LONG ISLAND, N.Y. – Long Island taxpayers are fuming after learning they spent over $150,000 to send seniors from Shoreham-Wading River High School on an “educational” trip to Disney World.

The senior trip to Disney World is a school tradition dating back to the 1990s, but in prior years students footed most of the bill, with the district shelling out less than $10,000 to help them out. Last year, about one in three seniors participated, Newsday reports.

But school officials re-labeled the trip as an “educational field trip” and used taxpayer funds to cover nearly the entire tab, including airfare and hotel rooms for the four-day trek to the Orlando theme park, resulting in about 80 percent of the 227 seniors at Shoreham-Wading River participating in the trip.

The bill: nearly $153,000.

District officials are now scrambling to appease angry taxpayers tasked with voting on the district’s proposed budget for next year in less than a month.

“It’s a huge stretch to think that the Florida trip, where some of the kids went to Epcot (international theme park), is educational,” local resident Robert Badalian said at the April 5 board meeting. “I don’t deny that the kids have the opportunity to go, but to think that that is an educational trip – that taxpayers are funding almost its entirety this past year – is just outrageous.”

“To be funded by the school or by the school district is not teaching them very much at all,” taxpayer Melissa Frey told WABC. “They should be taught to raise the money for themselves if they want to value their trip at all.”

Superintendent Neil Lederer seems to be getting the message.

“Look, it’s a stretch. It’s a stretch,” he said. “But I’ve worked with the board of education over the last three to four months to modify that position. It’s not going to be the case going forward. That’s the important thing – that people realize that the budget that they will vote on will not cover trips to that extent. They will only cover the educational aspects of the trip.”

The school board approved the 2017 expense for the senior trip based on Lederer recommendation after consulting with the district attorney last summer, Newsday reports.

About $56,000 of the funding came from an employee benefits account to cover the costs, Glen Arcuri, assistant superintendent for finance. Last year, students raised funds and paid about $930 each for the trip, but the taxpayer funding reduced that cost to $200 per student for 2017.

Lederer told students this year that they must be prepared to explain the educational components of the March 1-4 trip upon their return, and several attempted to link aspects of the trip to the district’s curriculum during a PowerPoint presentation at the April 5 board meeting.

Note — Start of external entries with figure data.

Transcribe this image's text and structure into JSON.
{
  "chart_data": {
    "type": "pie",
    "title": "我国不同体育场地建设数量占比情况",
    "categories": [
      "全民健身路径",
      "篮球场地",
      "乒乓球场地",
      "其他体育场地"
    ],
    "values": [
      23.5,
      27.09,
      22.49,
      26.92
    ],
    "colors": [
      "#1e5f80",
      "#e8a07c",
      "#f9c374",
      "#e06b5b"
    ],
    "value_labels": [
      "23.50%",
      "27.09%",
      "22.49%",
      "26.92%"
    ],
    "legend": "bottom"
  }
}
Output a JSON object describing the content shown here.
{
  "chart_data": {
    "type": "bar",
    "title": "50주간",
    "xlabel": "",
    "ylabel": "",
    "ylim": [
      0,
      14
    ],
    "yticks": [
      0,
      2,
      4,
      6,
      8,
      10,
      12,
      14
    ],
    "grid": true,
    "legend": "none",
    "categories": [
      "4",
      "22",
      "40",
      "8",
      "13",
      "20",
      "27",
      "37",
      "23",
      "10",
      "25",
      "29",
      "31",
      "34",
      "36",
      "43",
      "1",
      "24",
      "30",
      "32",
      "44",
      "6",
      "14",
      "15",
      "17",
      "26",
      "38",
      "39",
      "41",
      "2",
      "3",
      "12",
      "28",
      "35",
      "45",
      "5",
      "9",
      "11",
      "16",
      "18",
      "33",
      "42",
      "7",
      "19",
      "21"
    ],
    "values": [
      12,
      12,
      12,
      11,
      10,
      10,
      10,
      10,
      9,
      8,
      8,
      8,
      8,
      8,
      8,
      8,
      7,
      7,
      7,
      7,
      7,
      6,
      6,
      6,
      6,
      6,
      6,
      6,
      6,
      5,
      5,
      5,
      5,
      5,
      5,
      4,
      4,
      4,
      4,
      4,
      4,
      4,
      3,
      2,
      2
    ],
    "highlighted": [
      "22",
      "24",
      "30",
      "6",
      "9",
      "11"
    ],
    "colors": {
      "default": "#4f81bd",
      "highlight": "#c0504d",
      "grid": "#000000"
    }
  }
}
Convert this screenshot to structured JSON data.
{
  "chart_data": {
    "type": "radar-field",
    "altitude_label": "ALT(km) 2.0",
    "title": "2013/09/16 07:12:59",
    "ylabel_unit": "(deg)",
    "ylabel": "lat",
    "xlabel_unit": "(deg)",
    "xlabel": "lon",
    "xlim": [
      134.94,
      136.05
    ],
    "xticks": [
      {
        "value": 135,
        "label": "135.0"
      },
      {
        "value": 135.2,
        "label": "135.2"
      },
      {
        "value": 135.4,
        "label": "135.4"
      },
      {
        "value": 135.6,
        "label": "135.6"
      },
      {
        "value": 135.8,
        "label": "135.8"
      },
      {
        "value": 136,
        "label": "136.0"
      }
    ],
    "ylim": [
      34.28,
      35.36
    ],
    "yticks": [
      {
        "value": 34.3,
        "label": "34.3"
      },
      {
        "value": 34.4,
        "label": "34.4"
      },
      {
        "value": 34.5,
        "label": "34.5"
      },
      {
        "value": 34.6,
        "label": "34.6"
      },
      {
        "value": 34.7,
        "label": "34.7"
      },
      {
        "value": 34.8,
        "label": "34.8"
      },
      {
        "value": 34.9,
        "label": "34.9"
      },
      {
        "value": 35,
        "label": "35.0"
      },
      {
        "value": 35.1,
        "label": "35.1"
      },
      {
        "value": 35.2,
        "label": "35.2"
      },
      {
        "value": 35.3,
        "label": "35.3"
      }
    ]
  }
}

Student Robert Joannou told those in attendance that he learned about culture and responsibility during the vacation.

“It’s just our first time being on our own – really without our parents – budgeting time, money, transportation, being responsible,” he said. “It made me want to learn more about the world and the diverse cultures that each countries (represented in the parks) had within.”

Regardless, many parents weren’t buying it.

“For a cultural experience, there are much better, closer alternatives, such as the city, Chinatown, many of the museums that it has to offer,” resident George Roberts said.

“No, just no,” another resident told WABC. “I would find something other than Disney for education…I think someone may have dropped the ball on this one.”

District officials issued a prepared statement about the situation that attempted to justify the $153,000 trip, but also promised “the District has allotted significantly less funding in the 2017-18 budget for school sponsored trips.

“Although we have, and will continue to financially support these excursions, funding will only support the educational components of the trip, and may not include logistical planning such as food, transportation and lodging,” the statement read, according to News 12.

Lederer is also taking personal responsibility for the excessive spending.

“If you’re going to look at anybody for making poor judgment, in going forward with the present, the trip that occurred this year, in this academic year, then it would be me,” he told residents at the board meeting. “As superintendent, I’m responsible for all decisions.”